In tal senso, visto e considerato che tale sentimento si estende un po’ a tutti gli artefici della Resistenza, a cominciare dal Poe Dameron di Oscar Isaac, L’ascesa di Skywalker si configura probabilmente come il miglior esito della nuova trilogia, per portata emotiva e risonanza spettacolare. Al suo interno, grazie soprattutto all’evoluzione di Rey, ci si ritrova a osservare sgomenti le costellazioni del passato, interrogando a più riprese la voce delle precedenti generazioni per giungere a una consapevolezza del proprio posto nel mondo in un presente che ha azzerato confini e certezze.

Ed è un dialogo inevitabilmente lacerato, carico di interrogativi sofferti, ma anche l’approdo necessario per cessare un’epica lunga oltre quarant’anni e far coesistere passato e presente in maniera stimolante e propulsiva, con contraccolpi e sussulti capace di spingere la nostalgia per racconto popolare che ha segnato le vite di molti, tramandandosi di generazione in generazione, verso un crepuscolo che accolga dentro di sé un potenziale impatto su spettatori vecchi e nuovi.

L’ascesa di Skywalker, forte di queste prerogative, si dunque fa scudo di una magniloquenza spettacolare solo sulla carta tiepida e rassicurante. Dal punto di vista visivo regala alcuni degli indiscutibili apici del nuovo trittico mentre, al netto delle sbandate deliberatamente comiche e quasi camp, probabilmente inevitabili ma non sempre legittimate, l’altro suo lampante punto di forza è la gestione di una coralità inevitabilmente sovraccarica, con qualche minima ma studiata new entry, dall’ingegnere Babu Frik alla Zorii Bliss di Keri Russell passando per il generale Pryde di Richard E. Grant, leader dell’esercito del Primo Ordine.

Un senso dell’avventura capace di accogliere dentro di sé anche le sorti di Finn (John Boyega), Chewbecca (Joonas Suotamo), Leia (la compianta Carrie Fisher, riproposta attraverso il processo del rotoscoping) e il rientrante Lando Calrissian (Billy Dee Williams), senza dimenticare nemmeno R2-D2 e C-3PO (Anthony Daniels) e soprattutto il malvagio Imperatore Palpatine (Ian McDiarmid), più che mai ago della bilancia di questa resa dei conti assediata da fantasmi vicini e lontani.
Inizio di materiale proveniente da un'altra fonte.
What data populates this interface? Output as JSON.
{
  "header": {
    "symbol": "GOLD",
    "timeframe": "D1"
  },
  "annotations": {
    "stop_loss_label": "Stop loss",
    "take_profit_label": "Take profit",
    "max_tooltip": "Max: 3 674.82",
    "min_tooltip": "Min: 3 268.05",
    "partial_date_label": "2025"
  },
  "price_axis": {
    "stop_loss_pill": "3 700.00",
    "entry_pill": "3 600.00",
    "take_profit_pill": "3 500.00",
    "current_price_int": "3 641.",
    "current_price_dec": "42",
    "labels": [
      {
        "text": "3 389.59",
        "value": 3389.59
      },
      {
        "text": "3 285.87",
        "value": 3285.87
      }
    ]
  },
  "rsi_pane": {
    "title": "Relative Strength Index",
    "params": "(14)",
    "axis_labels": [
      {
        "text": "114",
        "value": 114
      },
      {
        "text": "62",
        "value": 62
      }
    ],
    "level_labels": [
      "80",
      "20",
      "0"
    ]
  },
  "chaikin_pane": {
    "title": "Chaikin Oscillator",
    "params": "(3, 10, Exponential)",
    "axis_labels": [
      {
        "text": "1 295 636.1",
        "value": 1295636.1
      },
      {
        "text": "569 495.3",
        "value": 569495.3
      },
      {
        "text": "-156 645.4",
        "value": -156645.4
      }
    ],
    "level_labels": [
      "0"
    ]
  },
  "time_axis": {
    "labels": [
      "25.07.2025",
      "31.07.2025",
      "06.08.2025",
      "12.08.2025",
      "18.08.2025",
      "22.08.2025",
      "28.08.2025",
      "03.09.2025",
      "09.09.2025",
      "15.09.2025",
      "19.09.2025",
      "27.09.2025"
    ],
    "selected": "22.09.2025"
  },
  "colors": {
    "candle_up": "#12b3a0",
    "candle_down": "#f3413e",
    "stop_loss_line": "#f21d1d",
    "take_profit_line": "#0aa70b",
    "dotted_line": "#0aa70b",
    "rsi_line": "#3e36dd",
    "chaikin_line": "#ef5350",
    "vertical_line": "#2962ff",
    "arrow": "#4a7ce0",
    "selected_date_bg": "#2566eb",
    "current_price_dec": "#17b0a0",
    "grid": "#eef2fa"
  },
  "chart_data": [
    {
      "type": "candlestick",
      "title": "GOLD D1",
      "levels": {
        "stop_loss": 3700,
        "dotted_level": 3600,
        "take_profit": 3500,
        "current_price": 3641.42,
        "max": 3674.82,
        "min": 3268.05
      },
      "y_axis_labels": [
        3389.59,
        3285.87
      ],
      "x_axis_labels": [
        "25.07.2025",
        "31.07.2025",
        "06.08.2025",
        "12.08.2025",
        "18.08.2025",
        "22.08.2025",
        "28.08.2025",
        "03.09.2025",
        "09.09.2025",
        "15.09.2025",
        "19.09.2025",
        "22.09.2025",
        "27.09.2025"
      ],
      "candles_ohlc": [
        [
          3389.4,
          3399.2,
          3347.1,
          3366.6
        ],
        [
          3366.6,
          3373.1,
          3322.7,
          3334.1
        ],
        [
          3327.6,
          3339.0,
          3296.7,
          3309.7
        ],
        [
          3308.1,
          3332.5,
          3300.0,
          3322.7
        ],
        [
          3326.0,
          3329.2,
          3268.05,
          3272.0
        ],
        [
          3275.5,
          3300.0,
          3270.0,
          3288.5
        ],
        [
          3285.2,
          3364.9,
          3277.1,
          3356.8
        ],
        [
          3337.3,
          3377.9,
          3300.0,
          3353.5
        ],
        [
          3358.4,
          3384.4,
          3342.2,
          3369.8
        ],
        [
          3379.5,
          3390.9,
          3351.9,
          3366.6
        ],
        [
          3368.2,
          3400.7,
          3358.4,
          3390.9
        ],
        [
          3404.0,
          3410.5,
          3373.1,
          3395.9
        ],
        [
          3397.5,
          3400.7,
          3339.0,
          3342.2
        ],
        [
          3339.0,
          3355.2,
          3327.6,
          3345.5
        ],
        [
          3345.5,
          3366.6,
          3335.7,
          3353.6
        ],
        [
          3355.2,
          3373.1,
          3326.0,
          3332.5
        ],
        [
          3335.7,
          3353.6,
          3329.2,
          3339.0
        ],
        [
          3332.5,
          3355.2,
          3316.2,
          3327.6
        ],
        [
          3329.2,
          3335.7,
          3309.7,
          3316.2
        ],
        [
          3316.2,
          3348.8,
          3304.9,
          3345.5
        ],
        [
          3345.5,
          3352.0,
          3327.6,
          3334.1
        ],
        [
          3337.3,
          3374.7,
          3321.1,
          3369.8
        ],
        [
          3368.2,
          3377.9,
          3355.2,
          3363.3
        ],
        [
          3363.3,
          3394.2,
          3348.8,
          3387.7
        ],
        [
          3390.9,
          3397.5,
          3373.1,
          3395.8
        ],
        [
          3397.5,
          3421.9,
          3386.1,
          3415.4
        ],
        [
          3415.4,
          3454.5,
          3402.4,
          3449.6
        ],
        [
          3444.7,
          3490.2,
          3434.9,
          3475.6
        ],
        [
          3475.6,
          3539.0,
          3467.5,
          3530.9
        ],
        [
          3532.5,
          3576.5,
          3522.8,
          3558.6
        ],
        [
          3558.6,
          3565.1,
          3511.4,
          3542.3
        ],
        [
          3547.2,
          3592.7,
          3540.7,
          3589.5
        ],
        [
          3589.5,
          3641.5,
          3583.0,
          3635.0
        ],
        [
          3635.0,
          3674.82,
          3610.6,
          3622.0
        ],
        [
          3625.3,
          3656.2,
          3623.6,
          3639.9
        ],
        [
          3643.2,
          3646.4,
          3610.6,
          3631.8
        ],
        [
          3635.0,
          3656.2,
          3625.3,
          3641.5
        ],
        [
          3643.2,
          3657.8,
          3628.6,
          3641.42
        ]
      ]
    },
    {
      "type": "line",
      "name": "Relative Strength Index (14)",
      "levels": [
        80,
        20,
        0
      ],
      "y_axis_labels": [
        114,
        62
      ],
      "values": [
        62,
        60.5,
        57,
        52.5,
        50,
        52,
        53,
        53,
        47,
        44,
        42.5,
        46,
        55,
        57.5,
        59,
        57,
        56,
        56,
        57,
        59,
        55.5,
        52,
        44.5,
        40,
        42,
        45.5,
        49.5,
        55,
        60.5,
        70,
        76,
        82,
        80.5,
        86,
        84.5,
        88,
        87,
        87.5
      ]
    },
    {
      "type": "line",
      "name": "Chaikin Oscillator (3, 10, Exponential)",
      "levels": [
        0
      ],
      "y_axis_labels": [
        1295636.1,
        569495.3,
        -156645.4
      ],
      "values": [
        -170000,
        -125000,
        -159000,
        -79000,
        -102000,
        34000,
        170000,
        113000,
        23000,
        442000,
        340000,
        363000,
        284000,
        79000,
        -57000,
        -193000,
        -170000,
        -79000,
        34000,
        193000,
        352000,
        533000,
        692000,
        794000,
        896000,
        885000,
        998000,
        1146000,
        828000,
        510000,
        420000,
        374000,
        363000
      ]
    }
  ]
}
Il nodo cruciale de L’ascesa di Skywalker, in fondo, è proprio questa componente spettrale ed ecloplasmatica mai così marcata, questo suo tentativo commosso e e a tratti un po’ stordito e sopraffatto di farsi carico del legame spezzato ma inscindibile tra ciò che era e ciò che fu, con i destini dei vecchi eroi pronti a ricadere su quelli dei nuovi e a fare da sottofondo un evanescente senso di inadeguatezza dei millennials di turno. Con il bisogno, allo stesso tempo, catturare e incanalare la Forza nel tentativo di farla scorrere con prepotenza una volta di più, anche al cospetto di quello che, per il momento (ma solo per il momento), è l’ultimo, cupissimo sole ad aleggiare sulla galassia lontana lontana.